Pasó lo que pasa en muchas ciudades de la Argentina: una mujer vive sola en una casa, crea su universo propio ahí adentro con plantas, una decoración de estilo personal y una idea de futuro que incluye (en este caso) el acopio de rollos de empapelado sin usar en un cobertizo del fondo del patio. Pero futuro no hay y la mujer muere. La casa se vende. El nuevo propietario, haciendo uso y abuso de su derecho dominial y posesorio, la derriba. En su lugar construye un galpón más, que formará parte de su floreciente proyecto económico.

Pasa algo más, que no siempre sucede. El nuevo dueño tiene una hija, artista, que visita la casa y la sueña taller, pero el sueño es imposible de concretar porque es el padre quien detenta el poder. La hija artista tiene una cámara fotográfica y sabe sacar muy buenas fotos, y hace un registro estéticamente valioso de la casa condenada. Quiere que quede algo, dice. Se lleva de la demolición todo lo que puede. Las perillas floridas de grifería, en especial, "¿no son un sueño?". O como escribía Edgar Bayley: "Es infinita esta riqueza abandonada".

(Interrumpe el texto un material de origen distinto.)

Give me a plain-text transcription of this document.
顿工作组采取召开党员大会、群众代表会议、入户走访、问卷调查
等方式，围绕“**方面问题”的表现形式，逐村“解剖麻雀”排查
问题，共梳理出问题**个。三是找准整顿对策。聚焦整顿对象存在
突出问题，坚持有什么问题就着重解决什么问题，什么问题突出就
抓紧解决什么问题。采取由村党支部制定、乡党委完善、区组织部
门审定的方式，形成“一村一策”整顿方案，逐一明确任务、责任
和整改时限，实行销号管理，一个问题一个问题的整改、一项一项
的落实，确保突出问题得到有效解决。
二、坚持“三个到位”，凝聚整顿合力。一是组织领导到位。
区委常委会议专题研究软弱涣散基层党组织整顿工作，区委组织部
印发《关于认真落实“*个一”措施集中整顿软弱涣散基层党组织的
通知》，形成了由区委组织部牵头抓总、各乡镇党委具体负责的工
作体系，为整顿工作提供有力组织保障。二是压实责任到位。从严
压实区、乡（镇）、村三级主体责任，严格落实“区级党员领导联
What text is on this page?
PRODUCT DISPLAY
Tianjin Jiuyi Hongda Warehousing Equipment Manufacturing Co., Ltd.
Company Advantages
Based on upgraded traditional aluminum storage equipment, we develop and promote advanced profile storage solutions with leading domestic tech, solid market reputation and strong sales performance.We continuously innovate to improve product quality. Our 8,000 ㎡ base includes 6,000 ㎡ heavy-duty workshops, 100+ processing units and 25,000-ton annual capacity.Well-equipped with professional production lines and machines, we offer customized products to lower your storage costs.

La hija del demoledor se convirtió por propia voluntad en heredera más o menos frustrada de la demolida. Traicionó, por amor a la belleza de aquella casa increíble, y por lealtad al espíritu de su antigua dueña desconocida, al padre insensible. Lo cuenta con tanta pena que la voz le sale en un susurro. Su desafiliación es política.

 

De tonos cálidos en ocre y pastel, la foto clama en sordina aquello de que una fotografía es la huella de lo que ha sido.

Sin embargo, ella no cambia de clase. No cambia de familia. La obra es una ficción, un trance de médium, un "como si" de lo que no se pudo hacer. Su figura es la sinécdoque de la parte por el todo, ese tropo o desplazamiento retórico que consiste en elevar el caso singular a la función de representante de una totalidad. La totalidad, en este caso, se puede pensar como un país donde la cultura de la diversidad de género y los modos singulares y cultos de vivir son arrasados por el capitalismo agroindustrial y financiero. O una región donde un presidente nazi incendia el Amazonas: esto ya sería una hipérbole en lo real. Pero también habría que incluir, enmarcando el relato de Paula en un horizonte subjetivo más amplio, la historia reciente de las rebeldías juveniles pequeñoburguesas de los años '60 y '70, esas traiciones de clase que se lo jugaron todo.

Le falta algo, a esa luz, a esta obra de la falta: le falta la acción transformadora. Cuando el arte habla de la política sin hacerla, cae en la elegía, que es el canto a los muertos. Narrar desde la derrota del presente hace un arte que por muy poco no equivale al silencio. El que ese silencio grite, el que la belleza y eficacia con que se plasma el registro artístico del daño provoquen una reflexión tendiente a cambiar el futuro, deja sin embargo la herida intacta. Cuidado con los terapeutas del arte. Cuidado con las denuncias susurradas. Una segunda etapa del proyecto podría quizás destinar las ventas del libro y de las fotografías, objetos de melancólica y feroz belleza, a algún nuevo tipo de alquimia regido por pasiones alegres.

Paula Punto residió en su Buenos Aires natal hasta 2011, cuando se vino a vivir a Rosario. En 2018 se recibió de Licenciada en Bellas Artes en la UNR. Cursó prestigiosos seminarios de acción performática y talleres de fotografía y escritura creativa. Integra junto a Maia Morosano el colectivo editorial Patas de Cabra. Considera a sus producciones como un devenir de investigaciones artísticas donde el cuerpo es atravesado por la experiencia, y a la escritura sobre arte y de poesía como herramientas de investigación sensible y búsqueda.